A citizen’s ballot initiative, such as those being considered in Del Mar, Solana Beach, Lemon Grove and Imperial Beach, would change the municipal zoning codes in these cities to include medical marijuana dispensaries. With proper inclusion of dispensaries in the municipal code, local officials would have no authority to close dispensaries acting in full compliance with California state law and would have no authority to assist the federal government with enforcement actions against collectives operating in compliance with the municipal laws they are responsible for upholding.
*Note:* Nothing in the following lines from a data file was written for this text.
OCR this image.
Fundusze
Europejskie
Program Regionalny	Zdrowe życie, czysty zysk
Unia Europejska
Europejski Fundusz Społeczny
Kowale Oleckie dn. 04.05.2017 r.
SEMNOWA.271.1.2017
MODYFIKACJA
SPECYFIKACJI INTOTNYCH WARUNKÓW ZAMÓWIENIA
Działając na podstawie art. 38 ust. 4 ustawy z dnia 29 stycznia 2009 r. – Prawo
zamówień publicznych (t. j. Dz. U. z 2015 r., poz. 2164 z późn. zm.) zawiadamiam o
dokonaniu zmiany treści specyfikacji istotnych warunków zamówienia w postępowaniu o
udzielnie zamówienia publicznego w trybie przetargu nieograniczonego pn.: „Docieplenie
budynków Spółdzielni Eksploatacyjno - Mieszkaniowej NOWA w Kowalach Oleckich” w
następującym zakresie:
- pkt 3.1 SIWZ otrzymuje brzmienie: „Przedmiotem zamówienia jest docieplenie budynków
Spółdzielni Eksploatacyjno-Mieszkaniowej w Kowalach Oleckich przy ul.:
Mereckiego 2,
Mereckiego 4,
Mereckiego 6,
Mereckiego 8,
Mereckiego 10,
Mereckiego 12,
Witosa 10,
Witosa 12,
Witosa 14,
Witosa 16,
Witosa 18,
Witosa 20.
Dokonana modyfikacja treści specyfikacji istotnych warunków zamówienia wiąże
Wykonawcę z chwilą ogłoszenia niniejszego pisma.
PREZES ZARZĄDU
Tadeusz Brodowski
Our opponents claim that the will of the voters is immaterial, that the only thing that matters is federal law. But what about state law, the will of San Diego voters and the needs of San Diego patients? What about the Compassionate Use Act, which was approved by the majority of San Diego voters more than fifteen years ago, and every poll/survey and referendum conducted in San Diego ever since, re-affirming the voters’ support of legal, regulated, access to marijuana medicine? How long must California patients suffer at the whim of unelected Washington bureaucrats whose capricious laws fly in the face of the will of the people?
This November is a chance for voters in Del Mar, Solana Beach, Lemon Grove and Imperial Beach to make a stand against federal intrusion, the black market and for the patients of their community. We have full confidence that the rational, compassionate voters in these municipalities will once again show the proponents of prohibition that they support the rights of medical marijuana patients to obtain affordable, natural, quality, scientifically-proven medicine in their communities in fully regulated and legal compassionate use dispensaries by voting “Yes” to allow and regulate medical marijuana access in these communities.